Хейке повис на веревках. Из груди у него вырвался всхлип, как только Тенгель Злой ослабил свою хватку.
И тогда Сольвейг показалось, что кто-то стоит перед ней с мягкой улыбкой на губах. И где-то в глубине своего сознания она услышала слова: «Это благодаря твоей смелости. Несмотря на страх, ты так много сделала для Людей Льда. Тебе удалось предотвратить великую опасность».
На зеленой лужайке стало совершенно тихо. Так тихо, словно они сами были частью бесконечного мирового пространства.
— Мама… — позвал Йолин.
Сольвейг, Эскиль и Винга подошли к нему. В последнее время мальчик был молчалив. Сольвейг боялась смотреть на него, думая, что ему стало еще хуже. Потому что эта поездка, которая должна была быть начало новой жизни для него и для нее, могла оказаться для него последней. Тяжелые перегрузки, езда по неровной дороге, яркий свет, невыносимый для его полуослепших глаз, вынужденное бодрствование — все это могло оказаться для него роковым.

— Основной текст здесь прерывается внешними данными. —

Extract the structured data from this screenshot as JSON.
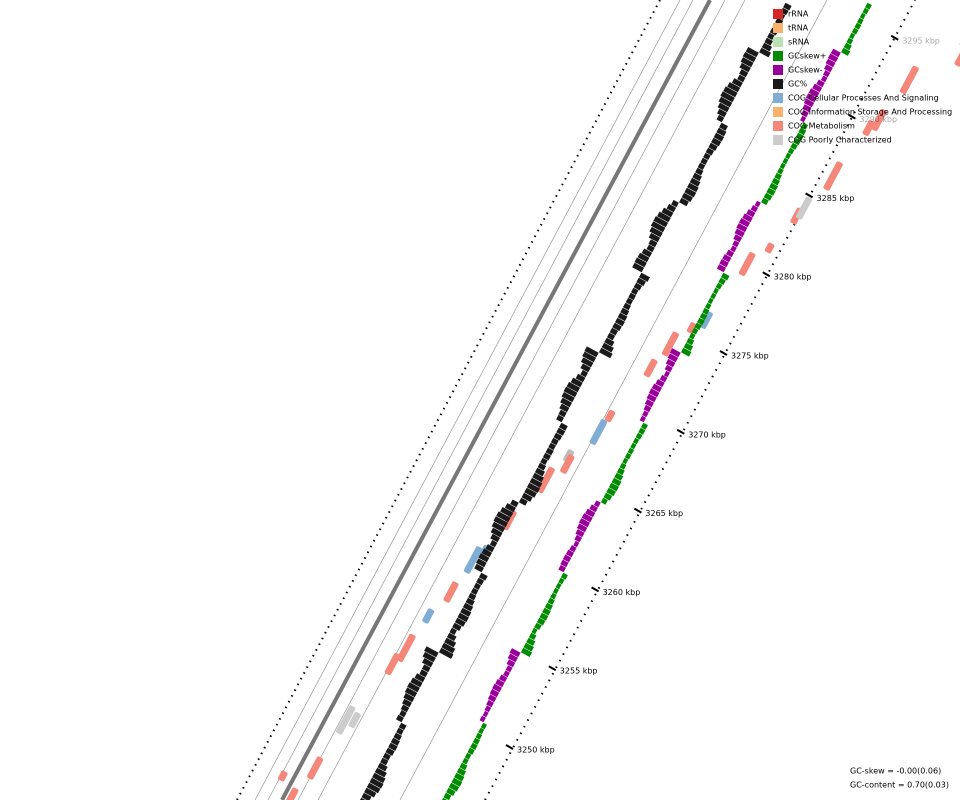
{
  "legend": [
    {
      "label": "rRNA",
      "color": "#d62728"
    },
    {
      "label": "tRNA",
      "color": "#f7b36b"
    },
    {
      "label": "sRNA",
      "color": "#b9e3b0"
    },
    {
      "label": "GCskew+",
      "color": "#008b00"
    },
    {
      "label": "GCskew-",
      "color": "#990099"
    },
    {
      "label": "GC%",
      "color": "#1a1a1a"
    },
    {
      "label": "COG Cellular Processes And Signaling",
      "color": "#7fadd3"
    },
    {
      "label": "COG Information Storage And Processing",
      "color": "#f7b36b"
    },
    {
      "label": "COG Metabolism",
      "color": "#f4867a"
    },
    {
      "label": "COG Poorly Characterized",
      "color": "#cccccc"
    }
  ],
  "ticks": [
    "3250 kbp",
    "3255 kbp",
    "3260 kbp",
    "3265 kbp",
    "3270 kbp",
    "3275 kbp",
    "3280 kbp",
    "3285 kbp",
    "3290 kbp",
    "3295 kbp"
  ],
  "stats": [
    "GC-skew = -0.00(0.06)",
    "GC-content = 0.70(0.03)"
  ]
}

Выдержать все это было не под силу бедняге.
Она знала о том, что перед смертью больные могут казаться выздоравливающими.
Наклонившись к нему, Сольвейг спросила:
— Что случилось, мой мальчик? Бледное личико, мутные глаза…
— Мама, небо такое ясное, но на мой лоб упала капля дождя!
— Да, в самом деле!
Отведя в сторону руку Сольвейг, Винга испуганно произнесла:
— Нет, не вытирай эту каплю!.. Может быть, это глупо, но… Пусть она останется!
На глазах Винги были слезы, она смущенно улыбнулась, глядя на Сольвейг.
— Ты не поняла, что произошло… — сказала она. — И я не могу утверждать, не зная этого наверняка, но… Скажи, может, ты что-нибудь заметила? Или на него просто упала капля дождя?
— Нет, здесь была какая-то дама, хотя мне показалось, что все это мне приснилось. Или это был кто-то из вас…
— Как она выглядела? — спросила Винга. — Она была маленькой? Как фарфоровая кукла? С чужими чертами лица? С раскосыми глазами? С волосами, отливающими всеми цветами радуги?
Йолин изумленно уставился на нее.
— Да. Значит, мне это не приснилось? Винга возбужденно погладила его по щеке, на глазах ее были слезы.
— Пока я ничего не скажу, пока… Подождем и посмотрим. Кто поможет мне развязать веревки на Хейке?
И все трое принялись развязывать веревки.
Хейке был теперь совершенно спокоен. Он сел на землю, закрыв лицо руками.
Остальные молча сидели вокруг него.
Наконец Эскиль сказал:
— Отец! Теперь все позади!
— Но не для меня, — через силу произнес Хейке. — Я… так ужасно опозорился! Хорошо, что вы, по крайней мере, не потеряли рассудок! А Сольвейг? Что она подумает обо мне теперь? Ведь я вел себя как помешанный, избив до этого человека, а теперь и вовсе сошел с ума! И это я, который…
Ободряюще похлопав отца по плечу, Эскиль сказал:
— Успокойся, отец! Ведь мы-то уже спокойны. Теперь я люблю тебя еще больше! Это так чудесно — узнать, что и у тебя есть слабости!